Author : José Miguel Urbano
Publisher : Springer Science & Business Media
Page : 158 pages
File Size : 28,7 MB
Release : 2008-05-20
Category : Mathematics
ISBN : 354075931X
This set of lectures, which had its origin in a mini course delivered at the Summer Program of IMPA (Rio de Janeiro), is an introduction to intrinsic scaling, a powerful method in the analysis of degenerate and singular PDEs.In the first part, the theory is presented from scratch for the model case of the degenerate p-Laplace equation. The second part deals with three applications of the theory to relevant models arising from flows in porous media and phase transitions.

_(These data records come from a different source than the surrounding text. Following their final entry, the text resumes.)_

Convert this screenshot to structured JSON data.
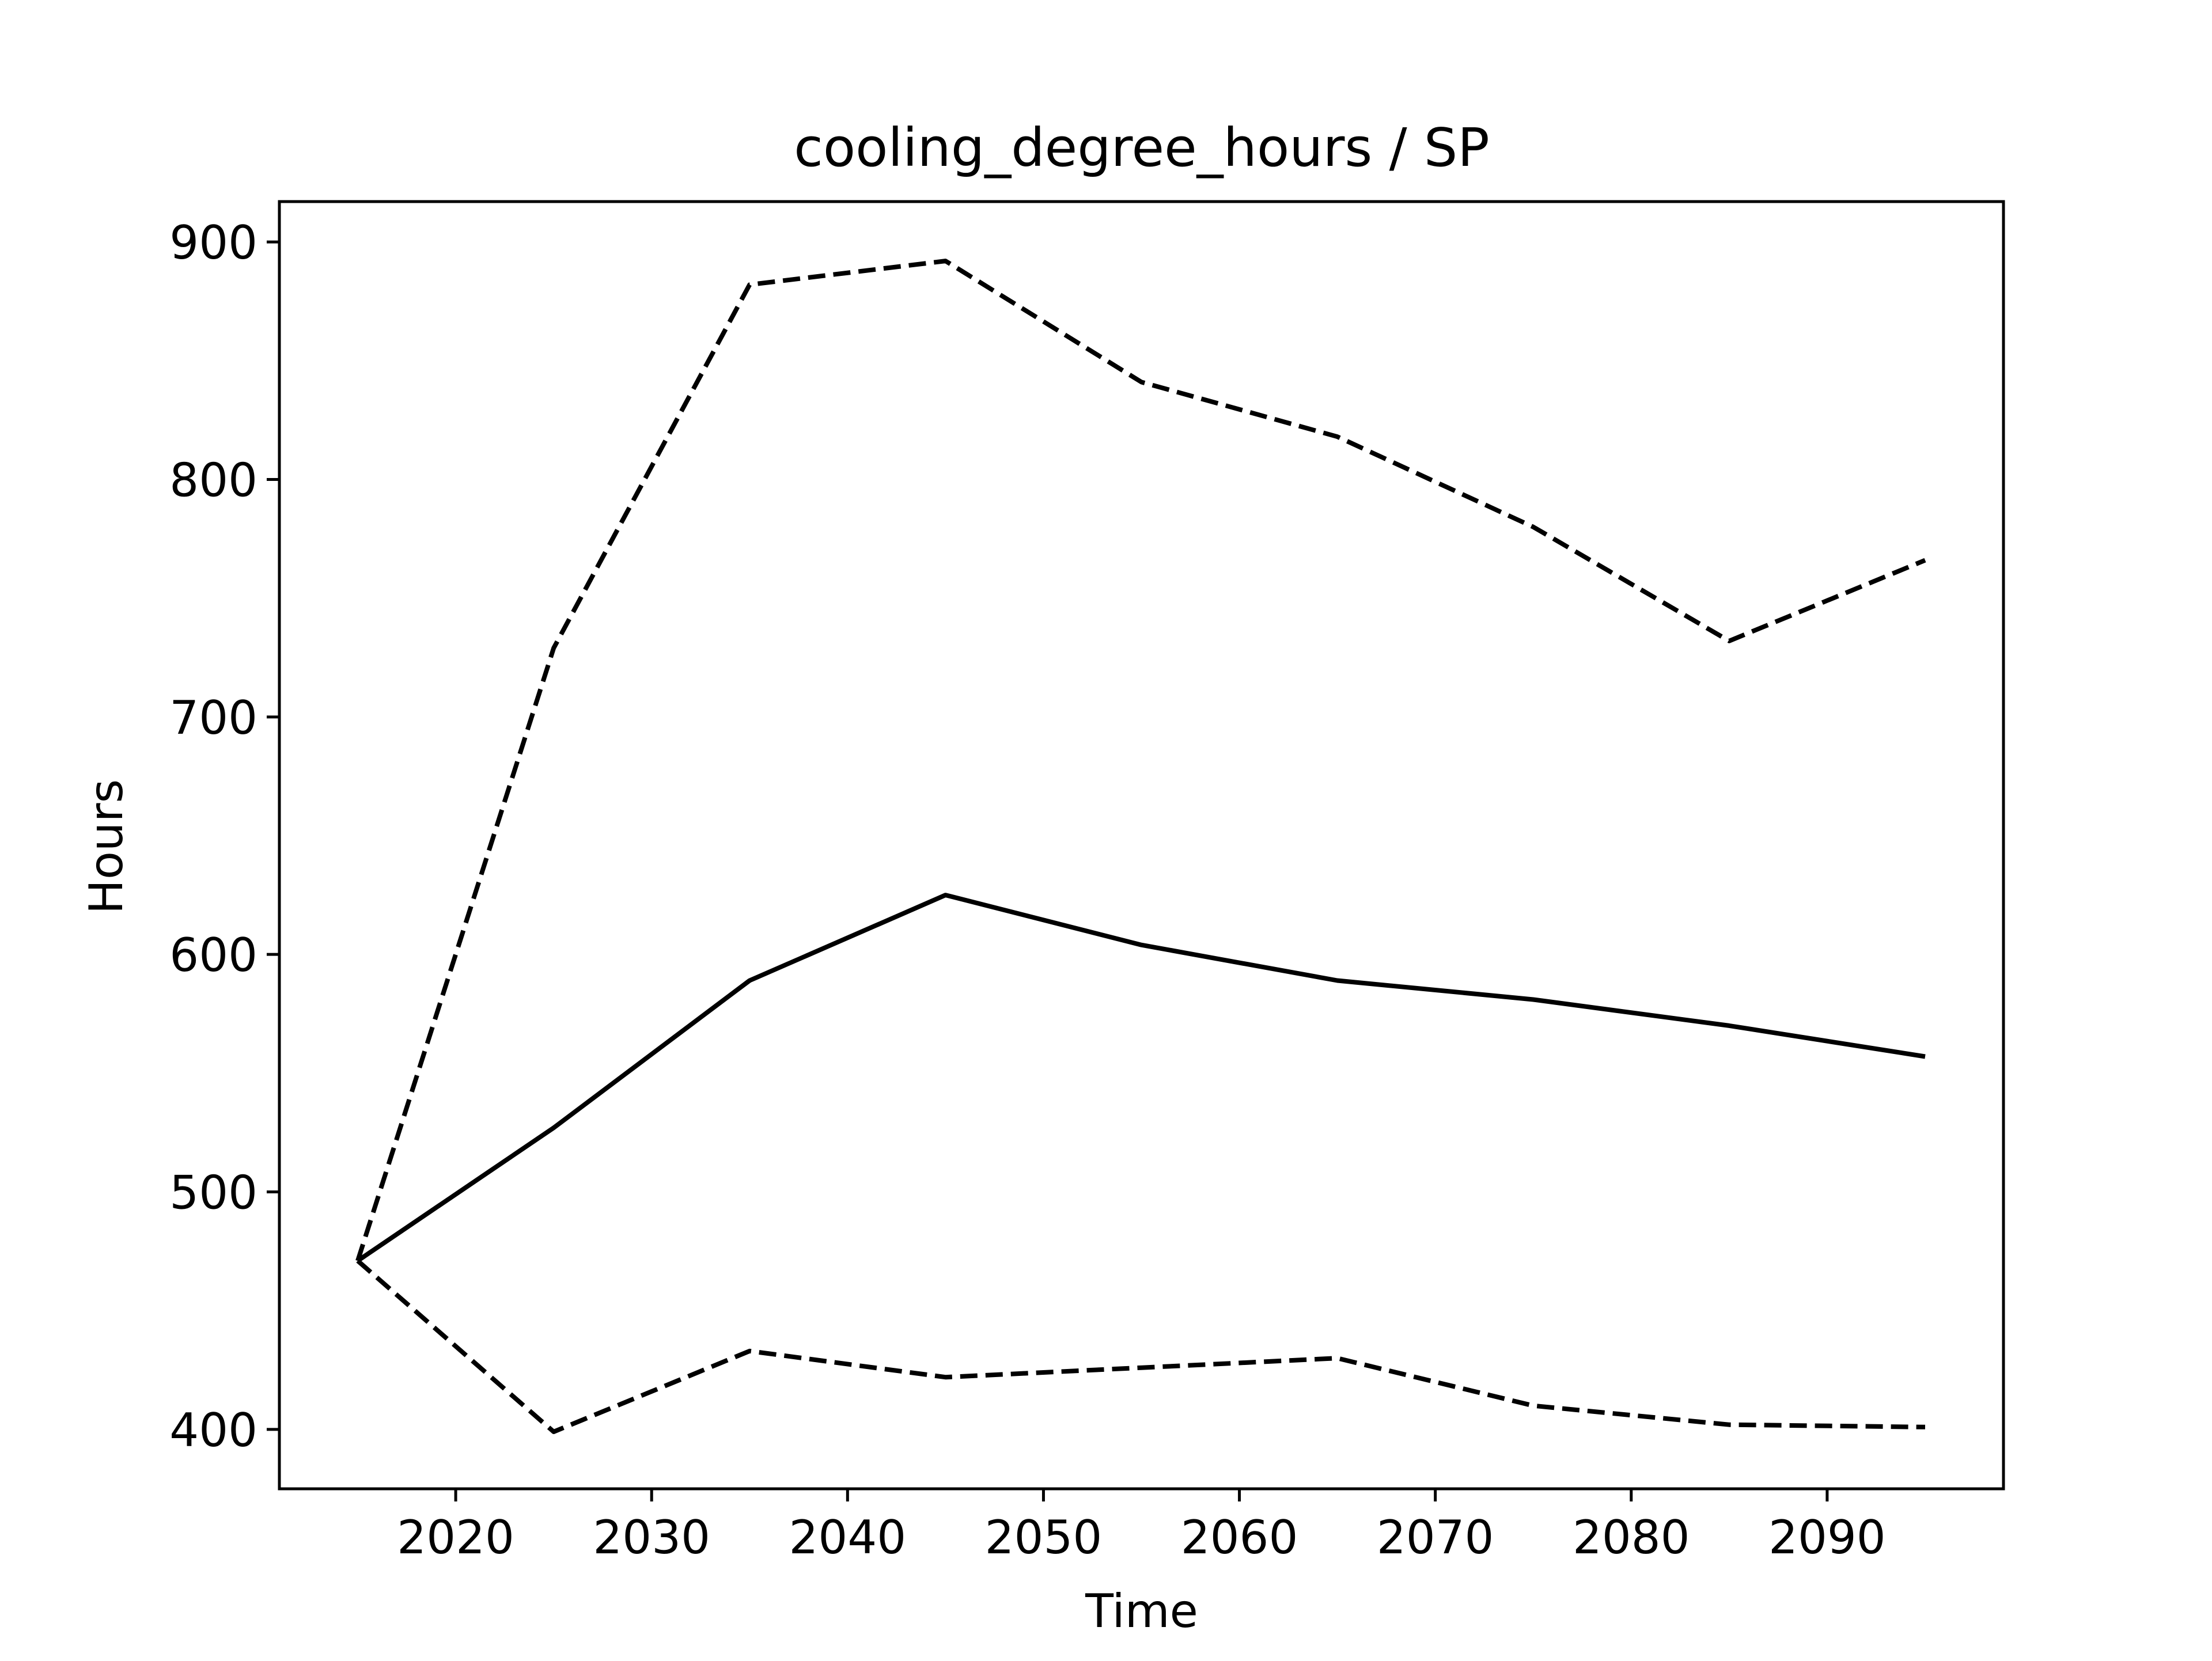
{
  "chart_data": {
    "type": "line",
    "title": "cooling_degree_hours / SP",
    "xlabel": "Time",
    "ylabel": "Hours",
    "xlim": [
      2011,
      2099
    ],
    "ylim": [
      375,
      917
    ],
    "xticks": [
      2020,
      2030,
      2040,
      2050,
      2060,
      2070,
      2080,
      2090
    ],
    "yticks": [
      400,
      500,
      600,
      700,
      800,
      900
    ],
    "x": [
      2015,
      2025,
      2035,
      2045,
      2055,
      2065,
      2075,
      2085,
      2095
    ],
    "series": [
      {
        "key": "mean",
        "style": "solid",
        "color": "#000000",
        "values": [
          471,
          527,
          589,
          625,
          604,
          589,
          581,
          570,
          557
        ]
      },
      {
        "key": "upper",
        "style": "dashed",
        "color": "#000000",
        "values": [
          471,
          729,
          882,
          892,
          841,
          818,
          780,
          732,
          766
        ]
      },
      {
        "key": "lower",
        "style": "dashed",
        "color": "#000000",
        "values": [
          471,
          399,
          433,
          422,
          426,
          430,
          410,
          402,
          401
        ]
      }
    ],
    "grid": false,
    "legend": "none"
  }
}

Author : Warren S. Torgerson
Publisher :
Page : 490 pages
File Size : 19,13 MB
Release : 1985
Category : Psychology
ISBN :
Author : Yakov Pachepsky
Publisher : CRC Press
Page : 470 pages
File Size : 48,41 MB
Release : 2003-03-26
Category : Science
ISBN : 0203011066
The scaling issue remains one of the largest problems in soil science and hydrology. This book is a unique compendium of ideas, conceptual approaches, techniques, and methodologies for scaling soil physical properties. Scaling Methods in Soil Physics covers many methods of scaling that will be useful in helping scientists across a range of soil-rel
Author : Ingwer Borg
Publisher : Springer Science & Business Media
Page : 469 pages
File Size : 23,31 MB
Release : 2013-04-18
Category : Mathematics
ISBN : 1475727119
Multidimensional scaling (MDS) is a technique for the analysis of similarity or dissimilarity data on a set of objects. Such data may be intercorrelations of test items, ratings of similarity on political candidates, or trade indices for a set of countries. MDS attempts to model such data as distances among points in a geometric space. The main reason for doing this is that one wants a graphical display of the structure of the data, one that is much easier to understand than an array of numbers and, moreover, one that displays the essential information in the data, smoothing out noise. There are numerous varieties of MDS. Some facets for distinguishing among them are the particular type of geometry into which one wants to map the data, the mapping function, the algorithms used to find an optimal data representation, the treatment of statistical error in the models, or the possibility to represent not just one but several similarity matrices at the same time. Other facets relate to the different purposes for which MDS has been used, to various ways of looking at or "interpreting" an MDS representation, or to differences in the data required for the particular models. In this book, we give a fairly comprehensive presentation of MDS. For the reader with applied interests only, the first six chapters of Part I should be sufficient. They explain the basic notions of ordinary MDS, with an emphasis on how MDS can be helpful in answering substantive questions.